Über den ersten Trainer:

- Ich bin meinem Trainer Serhii Shaposhnikov, der nicht mehr unter uns weilt, sehr dankbar. Er hat mir mit seiner Entscheidung das Recht gegeben, als Fußballer zu leben, denn als ich in Odesa mit dem Fußballspielen begann, hatte ich keine athletischen Daten - ich war der Kleinste in der Klasse. Ich hatte einen Fußballkopf und eine fantastische Technik, aber mir fehlte alles andere, was man für den großen Fußball braucht. Und der Trainer glaubte an mich.

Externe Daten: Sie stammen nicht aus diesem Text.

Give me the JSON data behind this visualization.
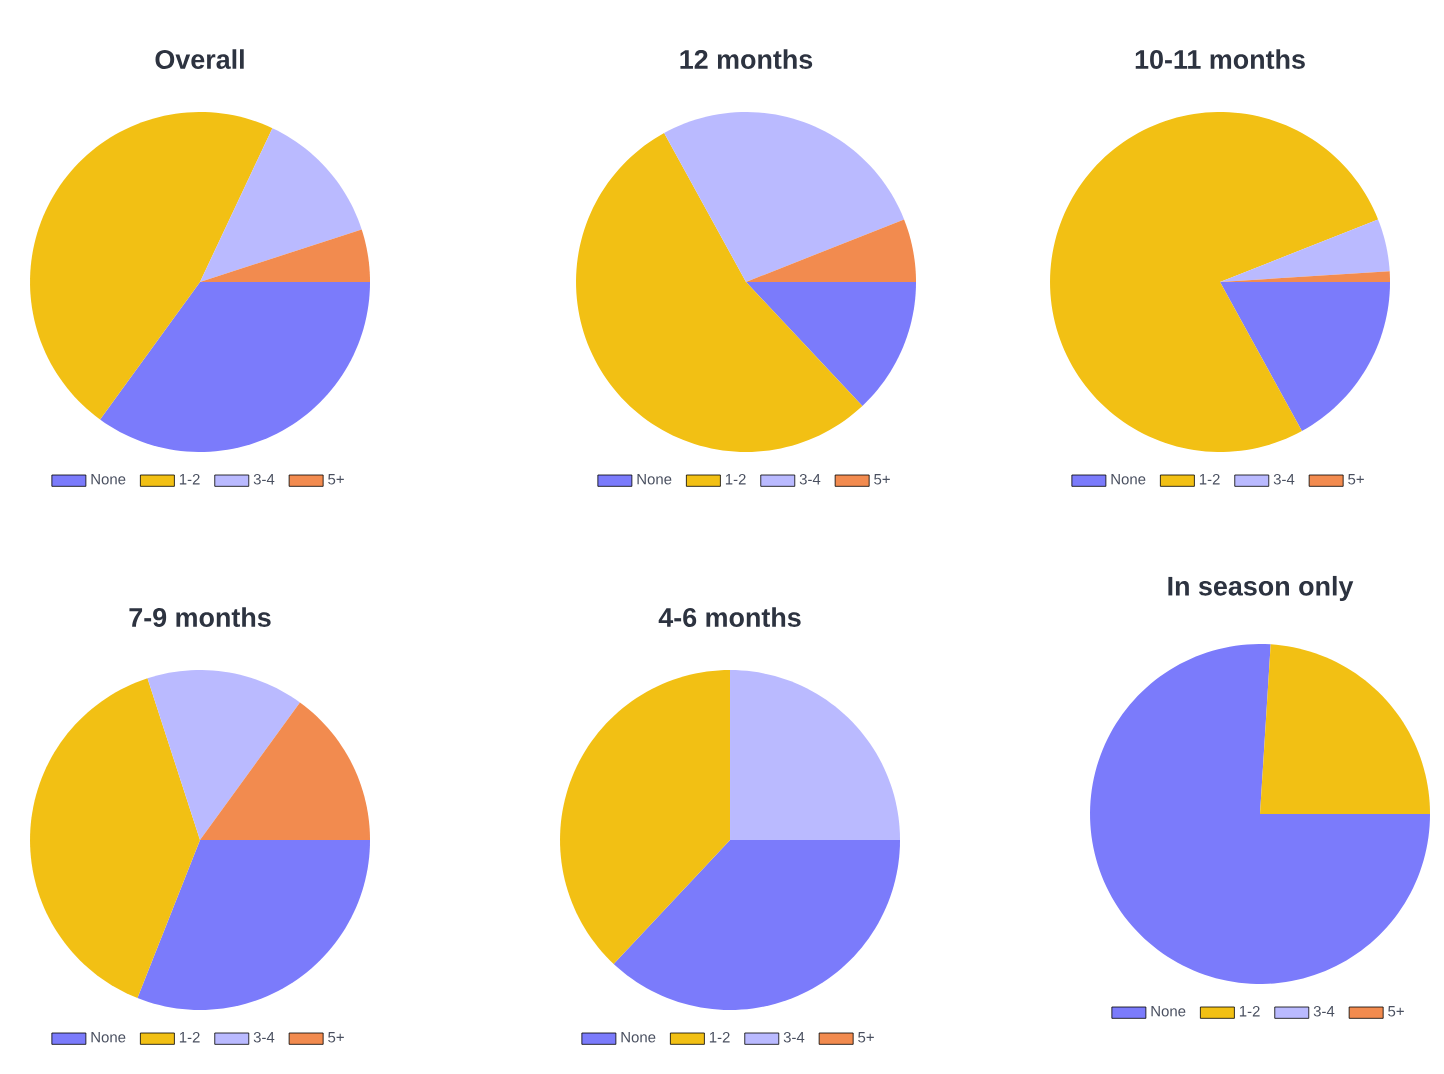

Ich erinnere mich, als die erste Mannschaft gegen die zweite Mannschaft spielte, wurde ich in der zweiten Halbzeit für die Auswechselspieler auf den Platz gestellt, und er kam nach dem Spiel auf mich zu und lud mich für den nächsten Tag in den Stützpunkt ein. Er sagte: "Es ist okay, dass du klein und dünn bist - du hast das Wichtigste, was andere nicht haben. Kommen Sie morgen mit Ihrer Bewerbung wieder". Sie gaben mir auch ein Gehalt von 60 Rubel, wovon ich 30 Rubel an einen anderen Mann abgeben musste. Ich glaube, das war eine wegweisende Entscheidung in meinem Leben. Serhii Yosypovych forderte mich auf, inspirierte mich und gab mir die Botschaft, in den großen Fußball zu gehen.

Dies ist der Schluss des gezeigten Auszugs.